FoI campaigners condemn MPs' bid to hide expenses

The Government has been accused of "disgraceful" behaviour after another bid was launched to sidestep a ruling ordering publication of details of MPs' expenses under Freedom of Information law.

The Commons authorities have spent hundreds of thousands of pounds scanning and redacting about a million receipts from claims since losing a lengthy FoI battle last May.

But none of them will be released under plans set out by Leader of the House Harriet Harman this afternoon.

Instead, the law will be changed retrospectively so that MPs' expenses are published annually under 26 categories, rather than the current 13.

"The public will have more information than they ever have before and we will take it back to 2005 so that for all members, each year their allowances against 26 headings will be made public," Harman told the Commons.

A spokesman for the Commons leader confirmed that if parliament approved the measures, the receipts would not be published - although the Information Tribunal and High Court had ordered that they should be.

But the House authorities said the process of redaction would continue at least until the proposals were passed.

Matthew Elliott of the TaxPayers' Alliance said: "It is an absolute disgrace that the Government are going to such absurd lengths to keep MPs' expenses secret from the very people who pay the bills.

"This is taxpayers' money, these are elected representatives and the people have a right to know how their money is being spent.

"These desperate measures will only harm Parliament's standing by making people wonder what it is that politicians have to hide."

The Commons authorities ran up a bill of some £150,000 over three years fighting Freedom of Information requests for disclosure of a receipt-by-receipt breakdown of MPs' spending on second homes.

They appeared to have admitted defeat last May after the High Court backed the Information Tribunal's decision.
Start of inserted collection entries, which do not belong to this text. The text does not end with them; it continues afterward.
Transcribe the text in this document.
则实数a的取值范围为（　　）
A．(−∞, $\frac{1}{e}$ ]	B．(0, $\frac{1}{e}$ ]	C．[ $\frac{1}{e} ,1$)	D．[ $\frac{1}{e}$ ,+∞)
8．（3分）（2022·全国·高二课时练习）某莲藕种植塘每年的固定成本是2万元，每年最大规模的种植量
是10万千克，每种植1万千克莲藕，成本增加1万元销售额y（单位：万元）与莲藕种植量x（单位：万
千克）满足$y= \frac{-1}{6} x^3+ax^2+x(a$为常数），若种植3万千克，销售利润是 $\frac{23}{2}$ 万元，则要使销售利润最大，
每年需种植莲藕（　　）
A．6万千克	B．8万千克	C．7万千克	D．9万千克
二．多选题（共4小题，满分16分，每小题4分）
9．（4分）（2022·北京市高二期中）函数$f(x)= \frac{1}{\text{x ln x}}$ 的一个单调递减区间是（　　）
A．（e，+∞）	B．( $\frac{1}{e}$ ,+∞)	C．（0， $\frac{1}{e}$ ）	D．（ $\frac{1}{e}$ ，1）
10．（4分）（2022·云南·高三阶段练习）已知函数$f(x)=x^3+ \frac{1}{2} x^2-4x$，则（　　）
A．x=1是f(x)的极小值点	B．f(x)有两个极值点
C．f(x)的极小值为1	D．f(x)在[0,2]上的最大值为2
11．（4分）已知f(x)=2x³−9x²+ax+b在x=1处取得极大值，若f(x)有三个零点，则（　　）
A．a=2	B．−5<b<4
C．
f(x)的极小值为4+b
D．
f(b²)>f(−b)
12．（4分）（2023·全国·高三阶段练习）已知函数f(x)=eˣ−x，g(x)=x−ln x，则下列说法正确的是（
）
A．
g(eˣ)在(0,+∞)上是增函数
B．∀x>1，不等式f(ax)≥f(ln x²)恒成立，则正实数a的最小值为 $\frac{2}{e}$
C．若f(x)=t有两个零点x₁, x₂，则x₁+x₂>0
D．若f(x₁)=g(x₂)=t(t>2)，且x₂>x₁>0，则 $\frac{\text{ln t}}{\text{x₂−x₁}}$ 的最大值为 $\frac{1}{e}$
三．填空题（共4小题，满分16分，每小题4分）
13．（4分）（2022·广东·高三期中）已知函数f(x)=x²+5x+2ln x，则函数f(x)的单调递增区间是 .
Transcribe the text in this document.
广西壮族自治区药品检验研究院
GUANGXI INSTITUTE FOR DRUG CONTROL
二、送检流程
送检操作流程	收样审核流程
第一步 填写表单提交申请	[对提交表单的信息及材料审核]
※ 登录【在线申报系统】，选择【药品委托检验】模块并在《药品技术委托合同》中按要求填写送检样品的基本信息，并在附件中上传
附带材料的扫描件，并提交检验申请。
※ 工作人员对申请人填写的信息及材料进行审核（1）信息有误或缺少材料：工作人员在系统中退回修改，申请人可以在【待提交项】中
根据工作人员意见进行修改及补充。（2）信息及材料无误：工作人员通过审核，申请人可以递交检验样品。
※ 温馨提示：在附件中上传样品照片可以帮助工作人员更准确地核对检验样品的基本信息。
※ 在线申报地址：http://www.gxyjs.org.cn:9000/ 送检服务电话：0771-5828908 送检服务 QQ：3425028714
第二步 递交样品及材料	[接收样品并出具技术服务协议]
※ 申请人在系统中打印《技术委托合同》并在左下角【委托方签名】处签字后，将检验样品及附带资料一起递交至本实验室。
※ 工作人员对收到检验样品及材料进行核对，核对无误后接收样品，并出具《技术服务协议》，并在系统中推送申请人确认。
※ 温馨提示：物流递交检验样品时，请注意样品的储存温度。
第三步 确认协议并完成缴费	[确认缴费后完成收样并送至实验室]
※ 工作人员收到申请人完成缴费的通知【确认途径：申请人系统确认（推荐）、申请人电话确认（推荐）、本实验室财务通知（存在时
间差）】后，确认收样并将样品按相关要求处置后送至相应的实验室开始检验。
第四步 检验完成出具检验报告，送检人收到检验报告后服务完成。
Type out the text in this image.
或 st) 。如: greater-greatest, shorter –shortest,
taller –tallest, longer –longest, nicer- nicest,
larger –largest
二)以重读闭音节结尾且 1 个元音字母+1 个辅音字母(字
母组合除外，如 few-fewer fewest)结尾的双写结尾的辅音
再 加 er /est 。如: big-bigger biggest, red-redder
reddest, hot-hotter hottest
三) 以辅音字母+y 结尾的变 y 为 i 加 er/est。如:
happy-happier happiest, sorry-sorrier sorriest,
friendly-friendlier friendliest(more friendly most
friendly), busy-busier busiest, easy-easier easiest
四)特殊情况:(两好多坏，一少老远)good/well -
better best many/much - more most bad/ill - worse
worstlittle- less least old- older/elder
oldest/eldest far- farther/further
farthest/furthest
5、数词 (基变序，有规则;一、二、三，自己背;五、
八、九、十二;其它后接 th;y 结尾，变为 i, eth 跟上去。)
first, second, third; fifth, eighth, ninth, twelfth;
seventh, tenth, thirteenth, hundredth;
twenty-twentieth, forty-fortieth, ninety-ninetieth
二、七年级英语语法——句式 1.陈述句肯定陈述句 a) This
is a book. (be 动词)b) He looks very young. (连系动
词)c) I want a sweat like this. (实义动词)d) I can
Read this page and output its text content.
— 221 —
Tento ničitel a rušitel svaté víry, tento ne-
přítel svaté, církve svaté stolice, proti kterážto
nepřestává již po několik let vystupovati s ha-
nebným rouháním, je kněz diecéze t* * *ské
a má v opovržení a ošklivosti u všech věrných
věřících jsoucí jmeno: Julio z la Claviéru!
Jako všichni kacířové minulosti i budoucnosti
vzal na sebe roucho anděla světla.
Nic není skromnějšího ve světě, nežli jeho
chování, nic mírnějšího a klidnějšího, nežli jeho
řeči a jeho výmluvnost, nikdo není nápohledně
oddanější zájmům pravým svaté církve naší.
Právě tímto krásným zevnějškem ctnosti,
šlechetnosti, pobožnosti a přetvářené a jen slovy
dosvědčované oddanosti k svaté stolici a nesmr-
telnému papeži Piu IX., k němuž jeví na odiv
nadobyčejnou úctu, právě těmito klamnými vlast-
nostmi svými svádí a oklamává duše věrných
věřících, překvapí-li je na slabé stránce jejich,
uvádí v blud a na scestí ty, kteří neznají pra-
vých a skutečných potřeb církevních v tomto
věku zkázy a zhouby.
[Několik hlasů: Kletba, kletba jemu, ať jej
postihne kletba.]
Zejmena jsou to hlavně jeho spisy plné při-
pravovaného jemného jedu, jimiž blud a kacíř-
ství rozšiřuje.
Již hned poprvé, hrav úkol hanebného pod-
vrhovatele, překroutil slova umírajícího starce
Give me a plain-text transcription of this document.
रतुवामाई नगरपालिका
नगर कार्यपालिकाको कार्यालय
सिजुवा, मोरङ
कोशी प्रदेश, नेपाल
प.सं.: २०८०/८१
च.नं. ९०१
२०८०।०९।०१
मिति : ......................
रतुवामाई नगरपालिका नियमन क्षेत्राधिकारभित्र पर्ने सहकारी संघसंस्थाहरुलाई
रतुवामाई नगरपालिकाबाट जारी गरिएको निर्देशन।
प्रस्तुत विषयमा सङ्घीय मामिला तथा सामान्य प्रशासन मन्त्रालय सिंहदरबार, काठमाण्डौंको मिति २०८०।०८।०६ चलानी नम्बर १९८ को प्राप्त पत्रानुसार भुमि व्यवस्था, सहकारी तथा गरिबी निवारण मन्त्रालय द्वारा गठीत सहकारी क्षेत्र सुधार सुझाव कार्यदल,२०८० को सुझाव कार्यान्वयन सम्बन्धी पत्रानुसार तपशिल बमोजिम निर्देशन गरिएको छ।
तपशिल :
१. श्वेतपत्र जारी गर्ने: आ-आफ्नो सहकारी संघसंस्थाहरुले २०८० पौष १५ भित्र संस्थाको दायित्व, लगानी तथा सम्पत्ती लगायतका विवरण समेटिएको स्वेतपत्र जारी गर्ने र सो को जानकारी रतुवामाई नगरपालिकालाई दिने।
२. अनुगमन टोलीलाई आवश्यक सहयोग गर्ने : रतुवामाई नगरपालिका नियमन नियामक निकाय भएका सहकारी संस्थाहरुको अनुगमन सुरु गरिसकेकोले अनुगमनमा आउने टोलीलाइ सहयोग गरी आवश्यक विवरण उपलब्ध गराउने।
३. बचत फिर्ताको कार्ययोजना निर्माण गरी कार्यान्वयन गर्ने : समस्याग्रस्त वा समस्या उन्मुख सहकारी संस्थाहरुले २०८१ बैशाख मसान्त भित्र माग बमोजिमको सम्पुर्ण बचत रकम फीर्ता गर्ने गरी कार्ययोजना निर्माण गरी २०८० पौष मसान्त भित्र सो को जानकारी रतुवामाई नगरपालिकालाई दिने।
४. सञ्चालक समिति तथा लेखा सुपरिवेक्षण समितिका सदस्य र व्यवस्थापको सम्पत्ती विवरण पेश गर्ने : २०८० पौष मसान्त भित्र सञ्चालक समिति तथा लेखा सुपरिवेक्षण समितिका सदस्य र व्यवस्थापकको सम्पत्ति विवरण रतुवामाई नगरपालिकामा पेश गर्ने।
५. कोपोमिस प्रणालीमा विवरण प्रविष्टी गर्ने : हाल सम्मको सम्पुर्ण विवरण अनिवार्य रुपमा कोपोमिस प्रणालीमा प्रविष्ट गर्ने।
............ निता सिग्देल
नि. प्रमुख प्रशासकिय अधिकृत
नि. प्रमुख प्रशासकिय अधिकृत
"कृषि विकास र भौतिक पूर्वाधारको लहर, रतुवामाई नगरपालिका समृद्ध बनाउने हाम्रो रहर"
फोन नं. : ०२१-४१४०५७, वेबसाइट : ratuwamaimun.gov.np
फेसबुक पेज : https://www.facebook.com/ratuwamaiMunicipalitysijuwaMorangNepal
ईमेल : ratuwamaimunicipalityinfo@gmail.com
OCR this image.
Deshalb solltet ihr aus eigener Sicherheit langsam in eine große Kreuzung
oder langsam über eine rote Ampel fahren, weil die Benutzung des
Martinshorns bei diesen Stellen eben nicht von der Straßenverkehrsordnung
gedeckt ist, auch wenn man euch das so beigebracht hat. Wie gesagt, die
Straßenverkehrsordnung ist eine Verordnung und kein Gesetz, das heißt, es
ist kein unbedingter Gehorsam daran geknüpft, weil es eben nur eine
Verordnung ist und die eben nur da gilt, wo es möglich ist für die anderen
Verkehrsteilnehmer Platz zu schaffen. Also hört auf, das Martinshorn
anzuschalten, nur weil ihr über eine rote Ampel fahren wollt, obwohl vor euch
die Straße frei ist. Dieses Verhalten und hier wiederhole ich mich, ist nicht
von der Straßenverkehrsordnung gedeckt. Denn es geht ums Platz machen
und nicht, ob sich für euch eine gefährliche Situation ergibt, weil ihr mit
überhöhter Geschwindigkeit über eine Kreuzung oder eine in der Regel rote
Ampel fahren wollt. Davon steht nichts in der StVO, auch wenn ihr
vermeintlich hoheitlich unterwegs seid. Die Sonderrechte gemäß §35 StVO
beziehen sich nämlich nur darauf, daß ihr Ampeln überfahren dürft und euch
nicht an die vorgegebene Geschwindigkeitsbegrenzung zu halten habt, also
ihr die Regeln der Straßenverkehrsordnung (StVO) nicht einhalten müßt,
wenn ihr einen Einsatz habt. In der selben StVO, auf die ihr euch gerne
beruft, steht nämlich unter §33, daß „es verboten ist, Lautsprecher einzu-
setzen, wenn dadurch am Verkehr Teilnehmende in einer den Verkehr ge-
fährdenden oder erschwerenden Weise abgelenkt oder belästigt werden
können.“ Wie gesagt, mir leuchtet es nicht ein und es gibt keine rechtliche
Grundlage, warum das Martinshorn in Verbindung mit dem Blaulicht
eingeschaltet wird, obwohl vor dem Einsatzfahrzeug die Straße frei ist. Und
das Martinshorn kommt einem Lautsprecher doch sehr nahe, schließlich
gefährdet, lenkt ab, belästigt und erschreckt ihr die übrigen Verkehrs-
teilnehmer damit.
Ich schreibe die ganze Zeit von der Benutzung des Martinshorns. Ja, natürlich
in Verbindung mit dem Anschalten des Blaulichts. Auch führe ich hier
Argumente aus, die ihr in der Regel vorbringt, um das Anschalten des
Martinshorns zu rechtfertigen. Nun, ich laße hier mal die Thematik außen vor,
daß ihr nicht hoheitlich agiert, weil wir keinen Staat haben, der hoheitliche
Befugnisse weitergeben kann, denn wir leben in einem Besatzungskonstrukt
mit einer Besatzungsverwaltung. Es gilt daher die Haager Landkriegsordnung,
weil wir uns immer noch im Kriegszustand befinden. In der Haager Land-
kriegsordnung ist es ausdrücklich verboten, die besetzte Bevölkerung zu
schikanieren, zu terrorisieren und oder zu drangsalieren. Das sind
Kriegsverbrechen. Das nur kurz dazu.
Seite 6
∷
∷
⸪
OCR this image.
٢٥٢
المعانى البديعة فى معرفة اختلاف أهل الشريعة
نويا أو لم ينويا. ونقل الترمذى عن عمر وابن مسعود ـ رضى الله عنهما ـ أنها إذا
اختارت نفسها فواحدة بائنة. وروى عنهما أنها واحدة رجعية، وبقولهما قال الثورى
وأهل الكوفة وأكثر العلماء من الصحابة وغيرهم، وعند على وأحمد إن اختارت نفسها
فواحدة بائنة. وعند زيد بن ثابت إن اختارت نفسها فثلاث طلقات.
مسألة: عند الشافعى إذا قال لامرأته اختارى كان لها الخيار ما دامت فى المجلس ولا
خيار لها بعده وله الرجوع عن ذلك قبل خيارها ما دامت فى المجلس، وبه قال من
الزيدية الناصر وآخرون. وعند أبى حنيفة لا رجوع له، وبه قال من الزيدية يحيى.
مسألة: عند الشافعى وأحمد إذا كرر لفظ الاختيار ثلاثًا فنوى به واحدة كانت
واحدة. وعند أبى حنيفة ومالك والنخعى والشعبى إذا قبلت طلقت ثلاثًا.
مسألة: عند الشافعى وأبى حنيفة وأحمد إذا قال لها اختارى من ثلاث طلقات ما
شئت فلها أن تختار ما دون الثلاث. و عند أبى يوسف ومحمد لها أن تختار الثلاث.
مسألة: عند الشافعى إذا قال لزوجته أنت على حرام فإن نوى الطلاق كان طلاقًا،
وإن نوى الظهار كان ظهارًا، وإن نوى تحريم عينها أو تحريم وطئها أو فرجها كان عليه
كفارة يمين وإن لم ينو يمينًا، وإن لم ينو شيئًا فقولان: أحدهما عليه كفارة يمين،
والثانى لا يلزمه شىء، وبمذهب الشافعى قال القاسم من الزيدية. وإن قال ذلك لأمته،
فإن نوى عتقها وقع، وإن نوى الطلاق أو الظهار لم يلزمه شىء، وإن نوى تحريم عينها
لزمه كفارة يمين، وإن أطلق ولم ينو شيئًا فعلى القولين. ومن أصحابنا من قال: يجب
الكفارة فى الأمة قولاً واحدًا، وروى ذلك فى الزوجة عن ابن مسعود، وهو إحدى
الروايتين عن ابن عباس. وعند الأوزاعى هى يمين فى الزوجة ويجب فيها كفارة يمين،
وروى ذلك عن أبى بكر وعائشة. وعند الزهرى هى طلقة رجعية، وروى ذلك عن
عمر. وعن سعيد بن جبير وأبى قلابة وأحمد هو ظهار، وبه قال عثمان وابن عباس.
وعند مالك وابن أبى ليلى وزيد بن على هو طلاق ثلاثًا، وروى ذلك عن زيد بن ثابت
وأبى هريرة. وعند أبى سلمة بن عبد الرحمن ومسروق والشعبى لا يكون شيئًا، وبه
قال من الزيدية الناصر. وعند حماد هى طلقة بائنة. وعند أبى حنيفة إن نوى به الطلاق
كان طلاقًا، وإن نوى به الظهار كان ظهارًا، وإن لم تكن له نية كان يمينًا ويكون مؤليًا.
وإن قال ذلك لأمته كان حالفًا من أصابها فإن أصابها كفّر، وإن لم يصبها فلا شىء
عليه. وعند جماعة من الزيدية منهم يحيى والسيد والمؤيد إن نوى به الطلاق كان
But the autumn deadline for publication passed with officials complaining that the process of scanning and redaction - expected to cost around £1m - was proving more complex than first thought.

Senior figures had been privately indicating that the material was unlikely to be ready before next autumn - although until now there has been no suggestion the publication would be scrapped.

Harman used business questions in the Commons to outline changes to the regime, but made no explicit reference to the FoI ruling or receipts.

She said the public had to be given information about expenses in an "affordable and proportionate" way, and added: "We want to make sure that the public have confidence that there are clear rules and they know what is going on."

She also set out new tighter auditing processes, in the wake of a Government consultation on how to improve trust in the £93m parliamentary expenses system.

The consultation followed a long-running review of MPs' allowances which culminated in MPs scrapping, under pressure from the Government and party leaders, the much-derided "John Lewis list".

Following pressure from party leaders, MPs voted to scrap the List and tighten lax auditing procedures so that any spending over £25 required a receipt.

Under the new proposals, Personal Additional Accommodation Expenditure - the new term covering second home allowance - will list "headline" figures for mortgage interest, rent, hotel costs, council tax, fixtures, fittings and furnishings, subsistence and other household costs including service changes, utilities, telecommunications, maintenance and repairs.

But Campaign for Freedom of Information director Maurice Frankel said the headings were too vague for the public to have confidence about how their money was being used.

"The individual expenses claims of senior officials across the public sector are publicly available under the FoI Act," he said.

"There is no justification for allowing members of parliament to meet a lower level of scrutiny than senior officials across the public sector.

"Chief constables, local authority chief cxecutives, senior BBC executives and others have to release their individual expenses claims, and that should be the case for MPs too."

The campaign group pointed out that the FoI Act was amended in July 2008, to exclude MPs' addresses from the scope of FoI requests and to prevent the disclosure of any regular spending on travel or future travel arrangements.

These changes were justified as necessary to protect MPs' security, but the group said the new proposals cannot be justified on security grounds.

Freedom of information campaigner Heather Brooke told Sky News: "It's shocking that one of the first things MPs plan to do upon their return is to further erode public trust in their probity.

"The Speaker and the House authorities promised the British people on numerous occasions that all MPs' expenses would be made fully transparent by October 2008.

"The date was moved to December. That date came and went. Then we're told the expenses will be published in summer 2009.

"Now MPs plan to override a high court ruling by changing the law so they continue to keep secret their expense receipts."

She added: "Changing the law when you don't like what the judiciary has to say is the sort of thing we expect from Silvio Berlusconi. It seems our MPs are using him as their role model.

"Constituents can be certain that by their secretive behaviour, MPs have made it clear they have a lot to hide."

MPs will vote on the proposals in the Commons next Thursday and, if passed, they will be implemented this year.